Code Workbook allows you to specify the type of each input that a transform will receive. You can set the input type by selecting the dropdown menu under the transform's name:
In case the requested input type does not match the type of the actual input coming in, Code Workbook performs the necessary conversions.
For example: If transform_A
's output is a pandas dataframe, and its derived transform transform_B
manually sets the input as a Spark dataframe, Code Workbook will convert the pandas dataframe into the requested Spark dataframe. If transform_C
's output is a pandas dataframe, and its derived transform_D
requests its input to be an R data.frame, Code Workbook will first convert the pandas dataframe back into a Spark dataframe, then into an R data.frame.
The following flowchart provides an overview of how Code Workbook handles conversions between input types:
A Code Workbook transform can have any amount of inputs, each of which can have a different input type configured. However, a transform can only have a single output.

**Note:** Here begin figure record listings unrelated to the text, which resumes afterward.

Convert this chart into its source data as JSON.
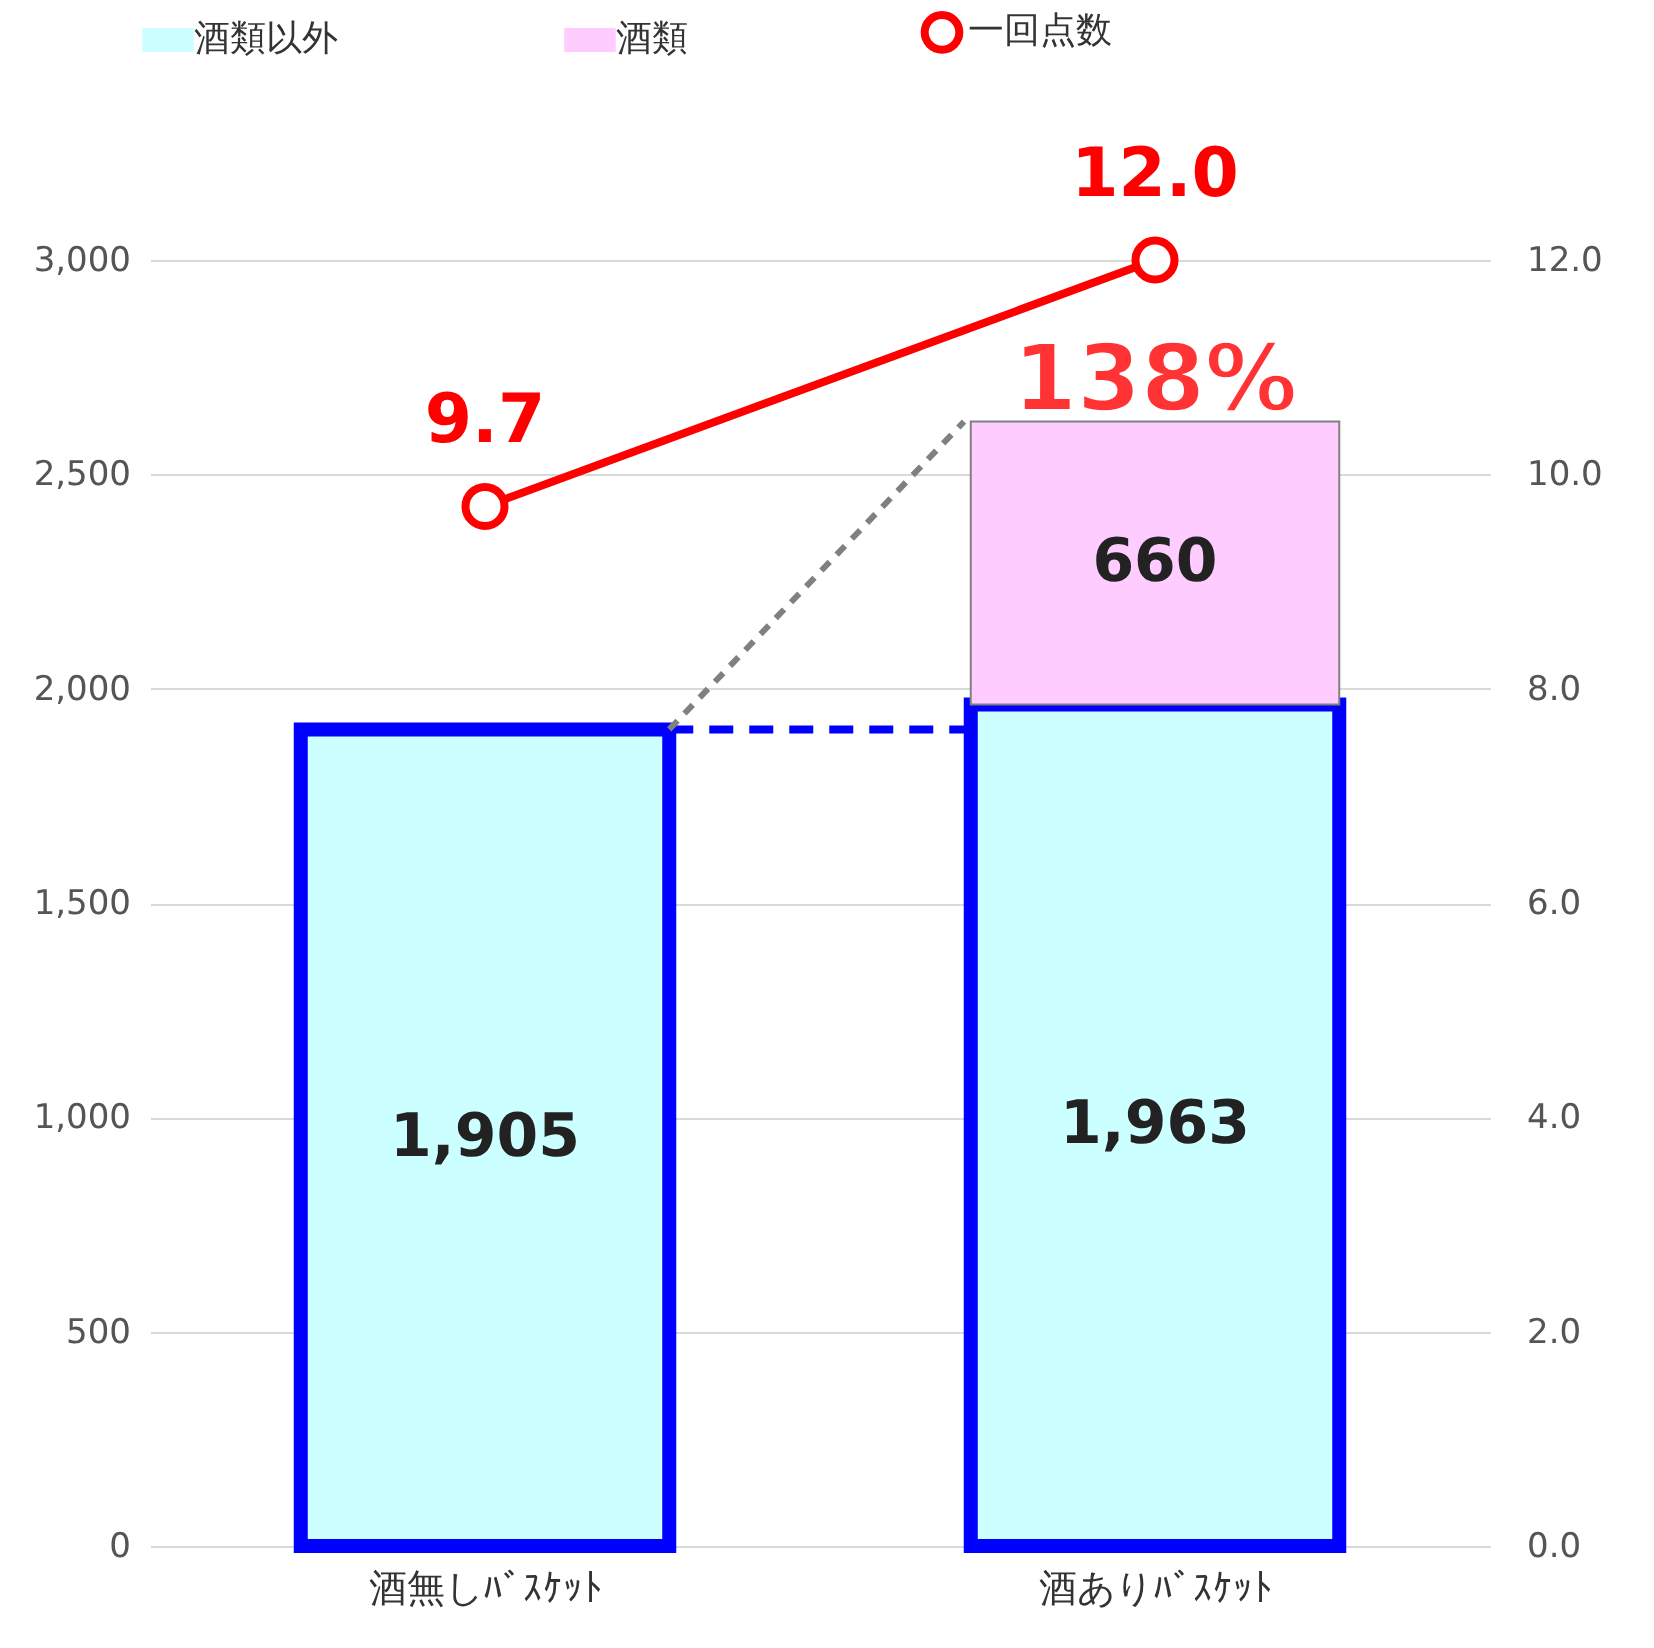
{
  "chart_data": {
    "type": "bar",
    "stacked": true,
    "categories": [
      "酒無しﾊﾞｽｹｯﾄ",
      "酒ありﾊﾞｽｹｯﾄ"
    ],
    "series": [
      {
        "name": "酒類以外",
        "color": "#ccffff",
        "values": [
          1905,
          1963
        ],
        "value_labels": [
          "1,905",
          "1,963"
        ]
      },
      {
        "name": "酒類",
        "color": "#ffccff",
        "values": [
          null,
          660
        ],
        "value_labels": [
          null,
          "660"
        ]
      },
      {
        "name": "一回点数",
        "type": "line",
        "axis": "y2",
        "color": "#ff0000",
        "values": [
          9.7,
          12.0
        ],
        "value_labels": [
          "9.7",
          "12.0"
        ]
      }
    ],
    "ylim": [
      0,
      3000
    ],
    "yticks": [
      {
        "value": 0,
        "label": "0"
      },
      {
        "value": 500,
        "label": "500"
      },
      {
        "value": 1000,
        "label": "1,000"
      },
      {
        "value": 1500,
        "label": "1,500"
      },
      {
        "value": 2000,
        "label": "2,000"
      },
      {
        "value": 2500,
        "label": "2,500"
      },
      {
        "value": 3000,
        "label": "3,000"
      }
    ],
    "y2lim": [
      0,
      12
    ],
    "y2ticks": [
      {
        "value": 0,
        "label": "0.0"
      },
      {
        "value": 2,
        "label": "2.0"
      },
      {
        "value": 4,
        "label": "4.0"
      },
      {
        "value": 6,
        "label": "6.0"
      },
      {
        "value": 8,
        "label": "8.0"
      },
      {
        "value": 10,
        "label": "10.0"
      },
      {
        "value": 12,
        "label": "12.0"
      }
    ],
    "ref_lines": [
      {
        "axis": "y",
        "value": 1905,
        "color": "#0000ff",
        "line_style": "dashed"
      }
    ],
    "annotations": [
      {
        "text": "138%",
        "x": "酒ありﾊﾞｽｹｯﾄ",
        "y": 2623
      }
    ],
    "grid": "y",
    "legend": "top",
    "marker": "circle"
  }
}
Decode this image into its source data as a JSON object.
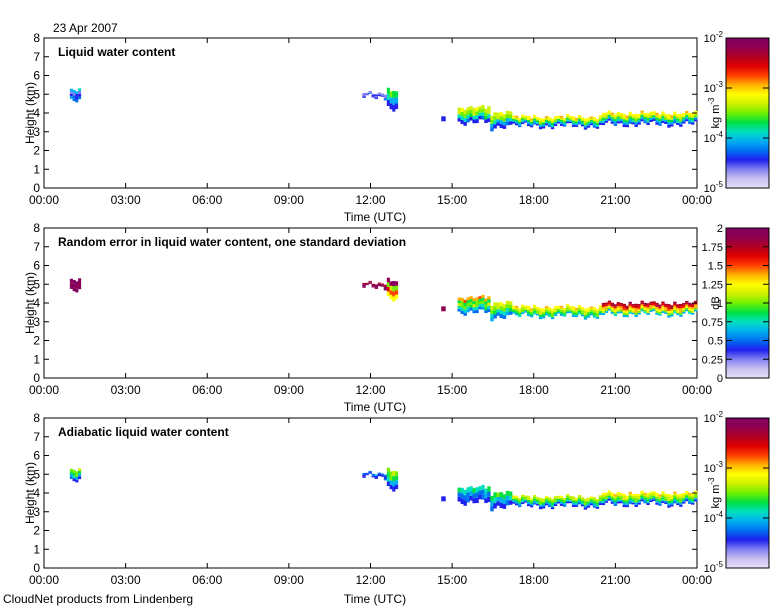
{
  "header": {
    "date": "23 Apr 2007"
  },
  "footer": {
    "credit": "CloudNet products from Lindenberg"
  },
  "colors": {
    "ramp": [
      "#e8e0f8",
      "#c8c0f0",
      "#8080f0",
      "#2020f0",
      "#0070f0",
      "#00b0f0",
      "#00e0c0",
      "#00e040",
      "#70f000",
      "#d0f000",
      "#ffff00",
      "#ffb000",
      "#ff4000",
      "#e00000",
      "#b00020",
      "#900050",
      "#800060"
    ]
  },
  "chart_data": [
    {
      "type": "heatmap",
      "title": "Liquid water content",
      "xlabel": "Time (UTC)",
      "ylabel": "Height (km)",
      "xticks": [
        "00:00",
        "03:00",
        "06:00",
        "09:00",
        "12:00",
        "15:00",
        "18:00",
        "21:00",
        "00:00"
      ],
      "xlim": [
        0,
        24
      ],
      "yticks": [
        "0",
        "1",
        "2",
        "3",
        "4",
        "5",
        "6",
        "7",
        "8"
      ],
      "ylim": [
        0,
        8
      ],
      "grid": false,
      "colorbar": {
        "label": "kg m",
        "label_exponent": "-3",
        "scale": "log",
        "range": [
          1e-05,
          0.01
        ],
        "ticks": [
          {
            "base": "10",
            "exp": "-5"
          },
          {
            "base": "10",
            "exp": "-4"
          },
          {
            "base": "10",
            "exp": "-3"
          },
          {
            "base": "10",
            "exp": "-2"
          }
        ]
      },
      "layers": [
        {
          "t_start": 0.95,
          "t_end": 1.35,
          "z_base": 4.6,
          "z_top": 5.2,
          "levels": [
            4,
            3,
            2,
            5
          ]
        },
        {
          "t_start": 11.7,
          "t_end": 12.6,
          "z_base": 4.85,
          "z_top": 5.05,
          "levels": [
            3,
            2,
            2
          ]
        },
        {
          "t_start": 12.6,
          "t_end": 13.0,
          "z_base": 4.2,
          "z_top": 5.2,
          "levels": [
            3,
            5,
            7
          ]
        },
        {
          "t_start": 14.6,
          "t_end": 14.75,
          "z_base": 3.7,
          "z_top": 3.9,
          "levels": [
            3
          ]
        },
        {
          "t_start": 15.2,
          "t_end": 16.4,
          "z_base": 3.5,
          "z_top": 4.3,
          "levels": [
            3,
            6,
            8,
            9
          ]
        },
        {
          "t_start": 16.4,
          "t_end": 17.2,
          "z_base": 3.2,
          "z_top": 4.0,
          "levels": [
            3,
            5,
            8,
            9
          ]
        },
        {
          "t_start": 17.2,
          "t_end": 20.5,
          "z_base": 3.3,
          "z_top": 3.8,
          "levels": [
            3,
            5,
            7,
            9,
            10
          ]
        },
        {
          "t_start": 20.5,
          "t_end": 24.0,
          "z_base": 3.4,
          "z_top": 4.0,
          "levels": [
            3,
            5,
            7,
            9,
            10
          ]
        }
      ]
    },
    {
      "type": "heatmap",
      "title": "Random error in liquid water content, one standard deviation",
      "xlabel": "Time (UTC)",
      "ylabel": "Height (km)",
      "xticks": [
        "00:00",
        "03:00",
        "06:00",
        "09:00",
        "12:00",
        "15:00",
        "18:00",
        "21:00",
        "00:00"
      ],
      "xlim": [
        0,
        24
      ],
      "yticks": [
        "0",
        "1",
        "2",
        "3",
        "4",
        "5",
        "6",
        "7",
        "8"
      ],
      "ylim": [
        0,
        8
      ],
      "grid": false,
      "colorbar": {
        "label": "dB",
        "label_exponent": "",
        "scale": "linear",
        "range": [
          0,
          2
        ],
        "ticks": [
          {
            "base": "0",
            "exp": ""
          },
          {
            "base": "0.25",
            "exp": ""
          },
          {
            "base": "0.5",
            "exp": ""
          },
          {
            "base": "0.75",
            "exp": ""
          },
          {
            "base": "1",
            "exp": ""
          },
          {
            "base": "1.25",
            "exp": ""
          },
          {
            "base": "1.5",
            "exp": ""
          },
          {
            "base": "1.75",
            "exp": ""
          },
          {
            "base": "2",
            "exp": ""
          }
        ]
      },
      "layers": [
        {
          "t_start": 0.95,
          "t_end": 1.35,
          "z_base": 4.6,
          "z_top": 5.2,
          "levels": [
            16,
            15,
            16
          ]
        },
        {
          "t_start": 11.7,
          "t_end": 12.6,
          "z_base": 4.85,
          "z_top": 5.05,
          "levels": [
            15,
            16,
            14
          ]
        },
        {
          "t_start": 12.6,
          "t_end": 13.0,
          "z_base": 4.2,
          "z_top": 5.2,
          "levels": [
            10,
            12,
            8,
            15
          ]
        },
        {
          "t_start": 14.6,
          "t_end": 14.75,
          "z_base": 3.7,
          "z_top": 3.9,
          "levels": [
            15
          ]
        },
        {
          "t_start": 15.2,
          "t_end": 16.4,
          "z_base": 3.5,
          "z_top": 4.3,
          "levels": [
            4,
            6,
            8,
            7,
            11
          ]
        },
        {
          "t_start": 16.4,
          "t_end": 17.2,
          "z_base": 3.2,
          "z_top": 4.0,
          "levels": [
            4,
            6,
            8,
            9
          ]
        },
        {
          "t_start": 17.2,
          "t_end": 20.5,
          "z_base": 3.3,
          "z_top": 3.8,
          "levels": [
            5,
            7,
            8,
            9,
            10
          ]
        },
        {
          "t_start": 20.5,
          "t_end": 24.0,
          "z_base": 3.4,
          "z_top": 4.0,
          "levels": [
            5,
            8,
            10,
            11,
            13,
            14
          ]
        }
      ]
    },
    {
      "type": "heatmap",
      "title": "Adiabatic liquid water content",
      "xlabel": "Time (UTC)",
      "ylabel": "Height (km)",
      "xticks": [
        "00:00",
        "03:00",
        "06:00",
        "09:00",
        "12:00",
        "15:00",
        "18:00",
        "21:00",
        "00:00"
      ],
      "xlim": [
        0,
        24
      ],
      "yticks": [
        "0",
        "1",
        "2",
        "3",
        "4",
        "5",
        "6",
        "7",
        "8"
      ],
      "ylim": [
        0,
        8
      ],
      "grid": false,
      "colorbar": {
        "label": "kg m",
        "label_exponent": "-3",
        "scale": "log",
        "range": [
          1e-05,
          0.01
        ],
        "ticks": [
          {
            "base": "10",
            "exp": "-5"
          },
          {
            "base": "10",
            "exp": "-4"
          },
          {
            "base": "10",
            "exp": "-3"
          },
          {
            "base": "10",
            "exp": "-2"
          }
        ]
      },
      "layers": [
        {
          "t_start": 0.95,
          "t_end": 1.35,
          "z_base": 4.6,
          "z_top": 5.2,
          "levels": [
            3,
            5,
            7,
            8
          ]
        },
        {
          "t_start": 11.7,
          "t_end": 12.6,
          "z_base": 4.85,
          "z_top": 5.05,
          "levels": [
            3,
            3,
            4
          ]
        },
        {
          "t_start": 12.6,
          "t_end": 13.0,
          "z_base": 4.2,
          "z_top": 5.2,
          "levels": [
            3,
            5,
            7,
            8
          ]
        },
        {
          "t_start": 14.6,
          "t_end": 14.75,
          "z_base": 3.7,
          "z_top": 3.9,
          "levels": [
            3
          ]
        },
        {
          "t_start": 15.2,
          "t_end": 16.4,
          "z_base": 3.5,
          "z_top": 4.3,
          "levels": [
            3,
            4,
            6
          ]
        },
        {
          "t_start": 16.4,
          "t_end": 17.2,
          "z_base": 3.2,
          "z_top": 4.0,
          "levels": [
            3,
            5,
            7
          ]
        },
        {
          "t_start": 17.2,
          "t_end": 20.5,
          "z_base": 3.3,
          "z_top": 3.8,
          "levels": [
            3,
            5,
            7,
            8,
            9
          ]
        },
        {
          "t_start": 20.5,
          "t_end": 24.0,
          "z_base": 3.4,
          "z_top": 4.0,
          "levels": [
            3,
            5,
            7,
            8,
            9,
            10
          ]
        }
      ]
    }
  ]
}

Multiple outputs are not currently supported.
Code Workbook only allows certain types of outputs in its transforms, depending on language:
Language | Permitted Output Types |
---|---|
Python | Spark dataframe, Pandas dataframe, FoundryObject, None |
R | R data.frame, FoundryObject, NULL |
SQL | Spark dataframe |
If a transform returns any other type than the ones listed above, Code Workbook will return an unsupported type error.
Code Workbook will let you run a transform that has a None/NULL return value, but downstream transforms will not accept None/NULL as an input.
By default, a python transform will accept its inputs as Spark dataframes. You can set the input type by selecting the dropdown menu under the transform's name, and Code Workbook will take care of converting upstream outputs into the desired input type:
The following input types are supported in Python transforms:
Input types | Description |
---|---|
Spark dataframe (default) | pySpark dataframe of class pyspark.sql.dataframe.DataFrame |
Pandas dataframe | Pandas dataframe of class pandas.core.frame.DataFrame |
Python transform input (only available on inputs 'saved as dataset') | A FileSystem object that allows direct file access on the input. See Access unstructured files documentation. |
Object | A Foundry Model Object allowing you to perform modeling workflows. See Models documentation. |
By default, an R transform will accept its input(s) as R data.frames. You can set the input type by selecting the dropdown menu under the transform's name, and Code Workbook will convert upstream outputs into the desired input type:
The following input types are supported in R transforms:
Input types | Description |
---|---|
Spark dataframe | SparkR dataframe of class SparkDataFrame |
R data.frame (default) | R dataframe of class data.frame |
R transform input (only available on inputs 'saved as dataset') | A FileSystem object that allows direct file access on the input. See Access unstructured files documentation. |
Object | A Foundry Model Object allowing you to perform modeling workflows. See Models documentation. |
The only supported input and output types in SQL transforms are Spark dataframes. The dataframe can be read within SQL as a table.